The couple had been together for some three decades before they divorced. She blamed his work for taking a toll on their marriage. But in 2019, a French court ruled that she was solely to blame for the split, after she refused to have sex with him.
Europe’s top human rights court on Thursday condemned that ruling, saying that the French court’s decision had violated the woman’s right to private life and autonomy, which included her sexual life. The decision was seen as a milestone by women’s rights activists who have long raised concerns about France’s marital laws.
The 2019 decision by the Versailles Court of Appeals said that the woman, identified only as H.W. in court documents, was at fault in the divorce after stopping “intimate relations” with her husband. Her refusal for years to be intimate with her husband, that court said, was a “serious and repeated violation” of her marital duties.

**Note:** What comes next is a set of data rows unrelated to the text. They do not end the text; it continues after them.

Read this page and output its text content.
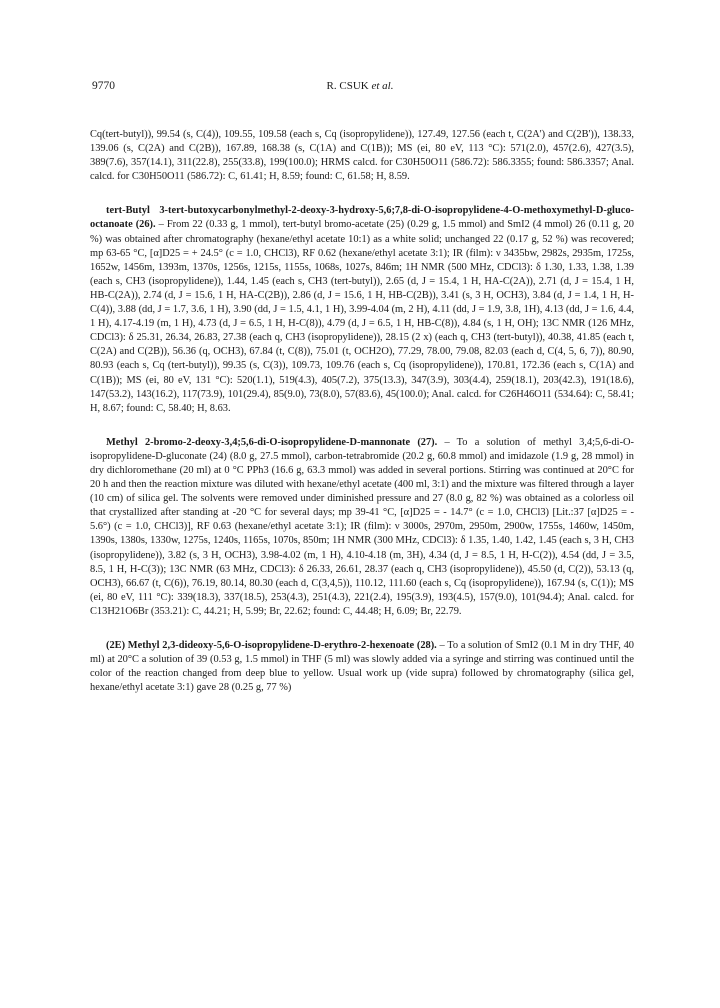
9770	R. CSUK et al.

Cq(tert-butyl)), 99.54 (s, C(4)), 109.55, 109.58 (each s, Cq (isopropylidene)), 127.49, 127.56 (each t, C(2A') and C(2B')), 138.33, 139.06 (s, C(2A) and C(2B)), 167.89, 168.38 (s, C(1A) and C(1B)); MS (ei, 80 eV, 113 °C): 571(2.0), 457(2.6), 427(3.5), 389(7.6), 357(14.1), 311(22.8), 255(33.8), 199(100.0); HRMS calcd. for C30H50O11 (586.72): 586.3355; found: 586.3357; Anal. calcd. for C30H50O11 (586.72): C, 61.41; H, 8.59; found: C, 61.58; H, 8.59.

tert-Butyl 3-tert-butoxycarbonylmethyl-2-deoxy-3-hydroxy-5,6;7,8-di-O-isopropylidene-4-O-methoxymethyl-D-gluco-octanoate (26). – From 22 (0.33 g, 1 mmol), tert-butyl bromo-acetate (25) (0.29 g, 1.5 mmol) and SmI2 (4 mmol) 26 (0.11 g, 20 %) was obtained after chromatography (hexane/ethyl acetate 10:1) as a white solid; unchanged 22 (0.17 g, 52 %) was recovered; mp 63-65 °C, [α]D25 = + 24.5° (c = 1.0, CHCl3), RF 0.62 (hexane/ethyl acetate 3:1); IR (film): ν 3435bw, 2982s, 2935m, 1725s, 1652w, 1456m, 1393m, 1370s, 1256s, 1215s, 1155s, 1068s, 1027s, 846m; 1H NMR (500 MHz, CDCl3): δ 1.30, 1.33, 1.38, 1.39 (each s, CH3 (isopropylidene)), 1.44, 1.45 (each s, CH3 (tert-butyl)), 2.65 (d, J = 15.4, 1 H, HA-C(2A)), 2.71 (d, J = 15.4, 1 H, HB-C(2A)), 2.74 (d, J = 15.6, 1 H, HA-C(2B)), 2.86 (d, J = 15.6, 1 H, HB-C(2B)), 3.41 (s, 3 H, OCH3), 3.84 (d, J = 1.4, 1 H, H-C(4)), 3.88 (dd, J = 1.7, 3.6, 1 H), 3.90 (dd, J = 1.5, 4.1, 1 H), 3.99-4.04 (m, 2 H), 4.11 (dd, J = 1.9, 3.8, 1H), 4.13 (dd, J = 1.6, 4.4, 1 H), 4.17-4.19 (m, 1 H), 4.73 (d, J = 6.5, 1 H, H-C(8)), 4.79 (d, J = 6.5, 1 H, HB-C(8)), 4.84 (s, 1 H, OH); 13C NMR (126 MHz, CDCl3): δ 25.31, 26.34, 26.83, 27.38 (each q, CH3 (isopropylidene)), 28.15 (2 x) (each q, CH3 (tert-butyl)), 40.38, 41.85 (each t, C(2A) and C(2B)), 56.36 (q, OCH3), 67.84 (t, C(8)), 75.01 (t, OCH2O), 77.29, 78.00, 79.08, 82.03 (each d, C(4, 5, 6, 7)), 80.90, 80.93 (each s, Cq (tert-butyl)), 99.35 (s, C(3)), 109.73, 109.76 (each s, Cq (isopropylidene)), 170.81, 172.36 (each s, C(1A) and C(1B)); MS (ei, 80 eV, 131 °C): 520(1.1), 519(4.3), 405(7.2), 375(13.3), 347(3.9), 303(4.4), 259(18.1), 203(42.3), 191(18.6), 147(53.2), 143(16.2), 117(73.9), 101(29.4), 85(9.0), 73(8.0), 57(83.6), 45(100.0); Anal. calcd. for C26H46O11 (534.64): C, 58.41; H, 8.67; found: C, 58.40; H, 8.63.

Methyl 2-bromo-2-deoxy-3,4;5,6-di-O-isopropylidene-D-mannonate (27). – To a solution of methyl 3,4;5,6-di-O-isopropylidene-D-gluconate (24) (8.0 g, 27.5 mmol), carbon-tetrabromide (20.2 g, 60.8 mmol) and imidazole (1.9 g, 28 mmol) in dry dichloromethane (20 ml) at 0 °C PPh3 (16.6 g, 63.3 mmol) was added in several portions. Stirring was continued at 20°C for 20 h and then the reaction mixture was diluted with hexane/ethyl acetate (400 ml, 3:1) and the mixture was filtered through a layer (10 cm) of silica gel. The solvents were removed under diminished pressure and 27 (8.0 g, 82 %) was obtained as a colorless oil that crystallized after standing at -20 °C for several days; mp 39-41 °C, [α]D25 = - 14.7° (c = 1.0, CHCl3) [Lit.:37 [α]D25 = - 5.6°) (c = 1.0, CHCl3)], RF 0.63 (hexane/ethyl acetate 3:1); IR (film): ν 3000s, 2970m, 2950m, 2900w, 1755s, 1460w, 1450m, 1390s, 1380s, 1330w, 1275s, 1240s, 1165s, 1070s, 850m; 1H NMR (300 MHz, CDCl3): δ 1.35, 1.40, 1.42, 1.45 (each s, 3 H, CH3 (isopropylidene)), 3.82 (s, 3 H, OCH3), 3.98-4.02 (m, 1 H), 4.10-4.18 (m, 3H), 4.34 (d, J = 8.5, 1 H, H-C(2)), 4.54 (dd, J = 3.5, 8.5, 1 H, H-C(3)); 13C NMR (63 MHz, CDCl3): δ 26.33, 26.61, 28.37 (each q, CH3 (isopropylidene)), 45.50 (d, C(2)), 53.13 (q, OCH3), 66.67 (t, C(6)), 76.19, 80.14, 80.30 (each d, C(3,4,5)), 110.12, 111.60 (each s, Cq (isopropylidene)), 167.94 (s, C(1)); MS (ei, 80 eV, 111 °C): 339(18.3), 337(18.5), 253(4.3), 251(4.3), 221(2.4), 195(3.9), 193(4.5), 157(9.0), 101(94.4); Anal. calcd. for C13H21O6Br (353.21): C, 44.21; H, 5.99; Br, 22.62; found: C, 44.48; H, 6.09; Br, 22.79.

(2E) Methyl 2,3-dideoxy-5,6-O-isopropylidene-D-erythro-2-hexenoate (28). – To a solution of SmI2 (0.1 M in dry THF, 40 ml) at 20°C a solution of 39 (0.53 g, 1.5 mmol) in THF (5 ml) was slowly added via a syringe and stirring was continued until the color of the reaction changed from deep blue to yellow. Usual work up (vide supra) followed by chromatography (silica gel, hexane/ethyl acetate 3:1) gave 28 (0.25 g, 77 %)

But the European Court of Human Rights, saying that governments had an obligation to combat domestic and sexual violence, ruled on Thursday that “the very existence of such a marital obligation is contrary both to sexual freedom and to the right to control one’s body.”
It added, “The court cannot accept, as the government suggests, that consent to marriage implies consent to future sexual relations.”
It was a symbolic victory for the woman, who had argued that she should not have been found at fault in the divorce. Women’s rights groups called the decision a fundamental step to address sexual violence and other forms of abuse against women in relationships.